Akbar cemburu

2 1 0
                                        

Hampir dua puluh menit Akbar belum juga keluar dari kamar. Alina yang sudah berusaha semaksimal mungkin menahan rasa penasaran itu semakin gelisa.

Ia ingin tau, luka karena apa pelipis pacarnya dan mengapa luka itu bisa ada.

Akbar memang selalu seperti ini jika memiliki masalah. Ia tidak akan pernah mau langsung bercerita membiarkan orang terdekatnya mati penasaran.

"Akbar kenapa lama ya, Bun?"

"Tidur mungkin."

"Aku gemes banget sama pelipisnya, Bun. Di tanya kenapa malah marah." adu Alina berniat mencurahkan perasaannya pada ibu dari pacarnya.

Namira tertawa saja mendengar ucapan Alina. Sejak tadi Alina terus menceritakan sikap Akbar pada dirinya. Mulai dari yang baik sampai yang buruk semua Alina ceritakan.

"Coba, nanti kamu kompres pake es batu-"

"Sekarang, Bun?" potong Alina bersemangat.

Kembali tertawa. "Nanti sayang.

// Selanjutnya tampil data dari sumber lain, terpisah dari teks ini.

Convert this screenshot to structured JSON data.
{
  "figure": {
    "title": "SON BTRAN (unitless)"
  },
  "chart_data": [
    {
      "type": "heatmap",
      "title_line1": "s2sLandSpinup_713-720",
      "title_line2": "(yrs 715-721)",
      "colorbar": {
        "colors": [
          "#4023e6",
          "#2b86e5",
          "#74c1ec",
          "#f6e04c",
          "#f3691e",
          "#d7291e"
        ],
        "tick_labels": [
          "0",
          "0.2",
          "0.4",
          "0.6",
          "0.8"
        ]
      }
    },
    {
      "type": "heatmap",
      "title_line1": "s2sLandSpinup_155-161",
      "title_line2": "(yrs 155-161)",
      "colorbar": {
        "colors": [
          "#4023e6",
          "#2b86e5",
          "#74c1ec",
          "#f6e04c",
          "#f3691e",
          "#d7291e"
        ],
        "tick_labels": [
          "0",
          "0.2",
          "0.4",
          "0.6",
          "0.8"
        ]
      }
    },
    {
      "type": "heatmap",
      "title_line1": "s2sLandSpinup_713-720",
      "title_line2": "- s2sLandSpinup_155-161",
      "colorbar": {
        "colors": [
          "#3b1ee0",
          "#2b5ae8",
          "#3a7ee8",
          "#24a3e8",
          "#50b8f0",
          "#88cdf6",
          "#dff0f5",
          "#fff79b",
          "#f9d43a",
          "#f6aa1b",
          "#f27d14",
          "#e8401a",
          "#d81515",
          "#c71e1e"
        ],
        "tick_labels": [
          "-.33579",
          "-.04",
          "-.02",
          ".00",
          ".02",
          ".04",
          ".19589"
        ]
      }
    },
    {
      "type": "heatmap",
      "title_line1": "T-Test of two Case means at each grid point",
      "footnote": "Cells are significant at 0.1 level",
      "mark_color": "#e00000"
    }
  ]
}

Tunggu sebentar lagi."

Alina bersorak kecewa. Gadis itu kembali meminum jus yang Namira siapkan untuknya tadi. Ia juga memakan kue kering buatan Namira yang di sediakan di atas meja makan.

Namira bangun, berjalan pada dapur, mengambil sebuah toples kaca dan juga kantong plastik. Memasukan toples berisi kue kering buatannya pada plastik dan di berikan pada Alina.

"Nanti bawa pulang. Bilang Mama, Bunda sendiri yang buat." amanahnya.

Alina mengangguk, mencari tas dan baru inget jika tasnya tadi di bawa paksa oleh Akbar.

"Ah ellah." gerutunya pelan.

Keduanya diam menikmati makanan yang di sediakan. Alina yang diam karena bingung dengan perubahan sikap Akbar sementara Namira bingung harus bagaimana dengan anaknya.

Di sesi diam mereka, seseorang masuk. Membawa berbagai jenis bahan dapur yang baru saja dirinya beli.

"Assalamualaikum, Bun..."

Mely masuk. Namira spontan bangun, membantu Mely membawa plastik-plastik tersebut.

"Eh, ada Alina," ucapnya ketika menyadari ada Alina.

Alina menoleh, tersenyum cerah pada Mely. Menyalimi Mely yang sudah jelas lebih tua darinya.

"Apa kabar, Mba?" tanya Alina basa-basi.

"Baik dong. Kamu?"

"Sama dong..."

Semua tertawa. Diam-diam, Namira menyiapkan sebuah wadah yang berisi es batu dan juga sebuah kain yang akan di gunakan untuk mengkompres pelipis anaknya.

"Nih, sana di kompres dulu pelipis ayangnya." ledek Namira. Alina menerima dengan senang hati sambil berkata. "Siap laksanakan calon mertua."

***

Di kamar, Akbar yang sudah berganti pakaian nampak diam dengan sesuatu di tangannya. Matanya terus fokus pada benda persegi panjang dengan layar menyala itu sampai tidak sadar jika ada Alina di depan pintu kamarnya.

"Akbar!"

Akbar terkejut. Ia menonggak menemukan Alina yang berdiri dengan sebuah baskom di tangan. Gadis itu berjalan masuk, meletakan baskom berisi air dan juga es batu di atas meja dengan kasar lalu dengan gerakan kilat mengambil ponsel hitam yang di pengang Akbar. Miliknya.

"Lo apa-apa sih!?" tanyanya berteriak.

Akbar memperhatikan gerak gerik Alina yang sedikit beda. Gadis itu panik, tidak seperti biasanya. Alina seakan menyimpan sesuatu di dalam ponsel tersebut.